« On est aux normes ? » C'est la question qui revient dès qu'on parle d'hygiène en salon. Elle mérite une réponse précise, parce que la confusion est réelle : la réglementation française encadre sévèrement ce qui entre en contact avec la cliente, et laisse une très grande liberté sur l'état général du local.
Ce que le règlement sanitaire impose
L'hygiène des salons relève du règlement sanitaire départemental. Chaque département a le sien, tous construits sur le même modèle national ; celui de Paris, dont les articles 117 et 118 sont les plus souvent cités, sert de référence.
Les obligations sont concrètes :
- Désinfection des instruments pour chaque cliente. Pas en fin de journée : entre chaque personne.
- Renouvellement des serviettes pour chaque cliente. Même règle, même exigence.
- Lavage des mains et des ongles au savon puis au liquide antiseptique avant chaque prestation.
- Matériel dédié en cas de lésion cutanée du cuir chevelu ou de la peau, avec des mesures de désinfection renforcées.
- Gants de protection fournis par l'employeur pour les permanentes, les soins et les colorations.

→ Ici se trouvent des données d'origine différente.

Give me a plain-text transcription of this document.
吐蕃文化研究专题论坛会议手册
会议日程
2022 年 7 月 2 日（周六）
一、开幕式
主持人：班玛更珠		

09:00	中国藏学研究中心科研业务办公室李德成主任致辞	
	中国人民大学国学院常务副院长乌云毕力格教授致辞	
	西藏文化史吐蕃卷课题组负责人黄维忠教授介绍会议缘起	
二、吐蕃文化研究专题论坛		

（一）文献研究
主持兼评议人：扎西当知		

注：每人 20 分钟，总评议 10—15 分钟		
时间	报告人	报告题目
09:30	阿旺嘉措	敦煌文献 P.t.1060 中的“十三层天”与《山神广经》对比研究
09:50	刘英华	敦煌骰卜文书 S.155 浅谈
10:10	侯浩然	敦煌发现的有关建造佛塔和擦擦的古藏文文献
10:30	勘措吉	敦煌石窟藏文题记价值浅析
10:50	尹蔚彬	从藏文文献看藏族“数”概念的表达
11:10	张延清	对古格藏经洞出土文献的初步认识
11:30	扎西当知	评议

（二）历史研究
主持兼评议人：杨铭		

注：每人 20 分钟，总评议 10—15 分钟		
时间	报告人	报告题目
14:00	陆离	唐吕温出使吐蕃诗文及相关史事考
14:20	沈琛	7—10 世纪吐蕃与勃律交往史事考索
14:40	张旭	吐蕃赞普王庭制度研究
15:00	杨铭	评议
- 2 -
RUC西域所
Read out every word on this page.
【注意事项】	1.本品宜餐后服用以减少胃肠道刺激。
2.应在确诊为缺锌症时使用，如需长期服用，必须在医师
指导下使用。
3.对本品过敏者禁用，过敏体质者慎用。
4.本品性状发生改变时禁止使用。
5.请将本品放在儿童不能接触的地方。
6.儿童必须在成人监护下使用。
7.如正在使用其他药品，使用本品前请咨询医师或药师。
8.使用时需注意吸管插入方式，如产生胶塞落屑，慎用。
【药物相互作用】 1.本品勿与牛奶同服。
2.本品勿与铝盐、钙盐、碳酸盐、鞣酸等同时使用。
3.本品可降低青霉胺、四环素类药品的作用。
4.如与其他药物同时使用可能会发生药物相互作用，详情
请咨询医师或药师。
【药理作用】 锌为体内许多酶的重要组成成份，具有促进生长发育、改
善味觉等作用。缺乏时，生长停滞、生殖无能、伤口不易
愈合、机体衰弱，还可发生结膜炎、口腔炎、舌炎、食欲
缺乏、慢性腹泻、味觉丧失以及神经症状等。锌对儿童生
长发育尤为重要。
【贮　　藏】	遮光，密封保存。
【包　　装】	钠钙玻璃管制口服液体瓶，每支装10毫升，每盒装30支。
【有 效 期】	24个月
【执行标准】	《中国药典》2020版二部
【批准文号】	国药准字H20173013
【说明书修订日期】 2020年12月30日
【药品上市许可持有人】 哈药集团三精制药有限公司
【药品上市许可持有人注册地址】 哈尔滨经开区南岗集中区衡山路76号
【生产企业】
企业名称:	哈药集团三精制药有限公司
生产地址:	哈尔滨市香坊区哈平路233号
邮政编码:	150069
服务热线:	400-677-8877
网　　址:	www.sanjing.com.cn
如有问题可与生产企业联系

- Produits hémostatiques conservés en récipient fermé, appliqués au coton stérile renouvelé à chaque usage.
- Locaux convenablement aérés et éclairés. La formulation est volontairement générale.
Ce qu'imposent les autres textes
Trois obligations souvent oubliées, qui ne relèvent pas de l'hygiène mais du même contrôle :
- Qualification professionnelle. Le responsable technique doit détenir un brevet professionnel, un brevet de maîtrise, ou justifier de trois années d'expérience — articles L121-1 et R121-1 du Code de l'artisanat.
- Statut d'établissement recevant du public. Votre salon est un ERP : sécurité incendie et accessibilité aux personnes handicapées s'appliquent.
- Acide thioglycolique (permanentes) : son usage entre 8 et 11 % est réservé aux titulaires de diplômes reconnus — décret n° 98-848 du 21 septembre 1998.
Ce que la réglementation n'impose pas
C'est là que la plupart des gérantes se trompent, et c'est important à savoir.
Aucun texte ne vous impose une fréquence de nettoyage des sols, des assises, des vitrines ou des sanitaires.
Il n'existe pas de norme qui dise « le sol doit être lavé chaque jour » ou « les fauteuils doivent être repris trois fois par an ». Le règlement sanitaire protège la cliente du matériel — ciseaux, peignes, serviettes, produits. Il ne protège pas votre salon de l'usure et de l'encrassement.
Autrement dit : sur ces postes-là, vous n'avez aucune obligation légale. Vous n'avez qu'une décision commerciale à prendre.
Pourquoi ça reste le sujet qui compte
Personne ne viendra vous sanctionner pour une plinthe encrassée ou un fauteuil jauni. Mais ce n'est pas un inspecteur qui décide de votre chiffre d'affaires.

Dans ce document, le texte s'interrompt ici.